Yes as you say real world feedback loops and working on real world problems, I fully agree but are you sure that you're done with the problem space exploration? Like these fields already have a bunch of bits on crossing the theory practice gap. You're trying to cross it by applying the theory in practice yet if that's the hardest part wouldn't it make sense to sample from a place that already has done that?

If I'm wrong here, I should probably change my approach so I appreciate any insight you might have.

[-]johnswentworth1mo50

Great question.

First, I do think of systems biology as one of the main fields where the tools we're developing should apply.

But I would not say that fields like artificial life or computational biology have done much to cross the theory-practice gap, mainly because they have little theory at all. Artificial life, at least what I've seen of it, is mostly just running various cool simulations without any generalizable theory at all. When there is "theory", it's usually e.g. someone vibing about the free energy principle, but it's just vibing without any gears behind it. Levin's work is very cool, but doesn't seem to involve any theory beyond kinda vibing about communication and coordination. (Though of course all this could just be my own ignorance talking, please do let me know if there's some substantive theory I haven't heard of.)

Uri Alon's book is probably the best example I know of actual theory in biology, but most of the specifics are too narrow for our purposes.

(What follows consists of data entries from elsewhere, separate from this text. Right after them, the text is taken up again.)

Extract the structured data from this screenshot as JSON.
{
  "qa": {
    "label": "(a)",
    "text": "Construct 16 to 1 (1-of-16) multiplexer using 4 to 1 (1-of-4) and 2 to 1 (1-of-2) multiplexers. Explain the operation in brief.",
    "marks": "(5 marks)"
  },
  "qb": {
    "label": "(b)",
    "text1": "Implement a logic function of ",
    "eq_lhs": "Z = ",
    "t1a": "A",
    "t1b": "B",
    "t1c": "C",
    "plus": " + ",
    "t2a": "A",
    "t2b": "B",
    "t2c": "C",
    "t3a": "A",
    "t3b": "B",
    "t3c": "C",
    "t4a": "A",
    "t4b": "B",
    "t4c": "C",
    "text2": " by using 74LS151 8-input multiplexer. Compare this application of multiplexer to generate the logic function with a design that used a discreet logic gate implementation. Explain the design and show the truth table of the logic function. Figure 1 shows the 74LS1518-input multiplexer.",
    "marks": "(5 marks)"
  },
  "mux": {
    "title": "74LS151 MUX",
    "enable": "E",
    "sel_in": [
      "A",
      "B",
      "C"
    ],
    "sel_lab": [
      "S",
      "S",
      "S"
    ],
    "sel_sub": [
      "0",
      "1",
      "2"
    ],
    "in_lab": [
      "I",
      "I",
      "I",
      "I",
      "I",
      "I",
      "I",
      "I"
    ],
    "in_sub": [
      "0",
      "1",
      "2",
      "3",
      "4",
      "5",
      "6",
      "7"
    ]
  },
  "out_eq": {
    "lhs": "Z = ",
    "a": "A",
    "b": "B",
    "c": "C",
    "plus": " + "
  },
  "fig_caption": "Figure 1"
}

Some of it is a useful example to keep in mind.

[-]Jonas Hallgren1mo50

Let me drop some examples of "theory" or at least useful bits of information that I find interesting beyond the morphogenesis and free energy principle vibing. I agree with you that basic form of FEP is just another formalization of bayesian network passing formalised through KL-divergence and whilst interesting it doesn't say that much about foundations. For Artificial Life, it is more a vibe check from having talked to people in the space, it seems to me they've got a bunch of thoughts about it but it seems like they've got some academic capture so it might be useful to at least talk to the researchers there about your work?

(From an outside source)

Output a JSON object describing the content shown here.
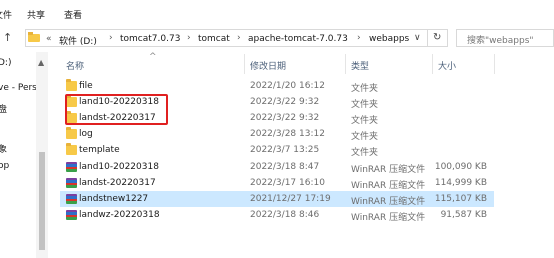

Like a randomly insultingly simple suggestion: Do a quick literature review through elicit in ActInf and Computational Biology for your open questions and see if there's links, if there are send those people a quick message. I think a bunch of the theory is in people's heads and if you nerdsnipe them they're usually happy to give you the time of day.

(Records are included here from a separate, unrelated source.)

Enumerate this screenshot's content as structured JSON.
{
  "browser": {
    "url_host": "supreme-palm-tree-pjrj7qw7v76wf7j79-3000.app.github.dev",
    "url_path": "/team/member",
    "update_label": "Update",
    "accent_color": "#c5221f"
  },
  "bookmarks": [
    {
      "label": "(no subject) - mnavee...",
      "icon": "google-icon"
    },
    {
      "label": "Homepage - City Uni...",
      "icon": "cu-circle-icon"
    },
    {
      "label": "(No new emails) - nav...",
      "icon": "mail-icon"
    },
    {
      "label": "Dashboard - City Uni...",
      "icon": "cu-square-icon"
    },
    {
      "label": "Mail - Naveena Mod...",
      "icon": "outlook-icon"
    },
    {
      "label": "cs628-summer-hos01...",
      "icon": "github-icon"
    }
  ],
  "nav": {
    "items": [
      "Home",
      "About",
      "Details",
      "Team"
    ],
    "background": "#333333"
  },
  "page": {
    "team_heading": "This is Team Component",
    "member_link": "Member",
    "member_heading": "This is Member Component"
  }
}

Here's some stuff that I think is theoretically cool as a quick sampler:

For Levin's work:

In the link I posted above he talks about morphogenesis, the thing I find the most interesting there from an agent foundations and information processing perspective is the anti-fragility of systems with respect to information loss (similar to some of the stuff in Uri's work if I've understood that correctly.) There are lots of variations of underlying genetics yet similar structures can be decoded through similar algorithms and it just shows a huge resillience there. It seems you probably know this from Uri's work already

Active Inference stuff:

Physics as information processing: https://youtu.be/RpOrRw4EhTo
1. The reason why I find this very interesting is that it seems to me to be saying something fundamental about information processing systems from a limited observer perspective.
2. I haven't gotten through the entire series yet but it is like a derivation of hierarchical agency or at least why a controller is needed from first principles.
I think this ACS post explains it better than I do below but here's my attempt at it:
1. I'm trying to find the stuff I've seen on <<Boundaries>> within Active Inference yet it is spread out and not really centered. There's this very interesting perspective of there only being model and modelled and that talking about agent foundations is a bit like taking the modeller as the foundational perspective whilst that is a model in itself. Some kind of computational intractability claims together with the above video series gets you to this place where we have a system of hierarchical agents and controllers in a system with each other. I have a hard time explaining it but it is like it points towards a fundamental symmetry perspective between an agent and it's environment.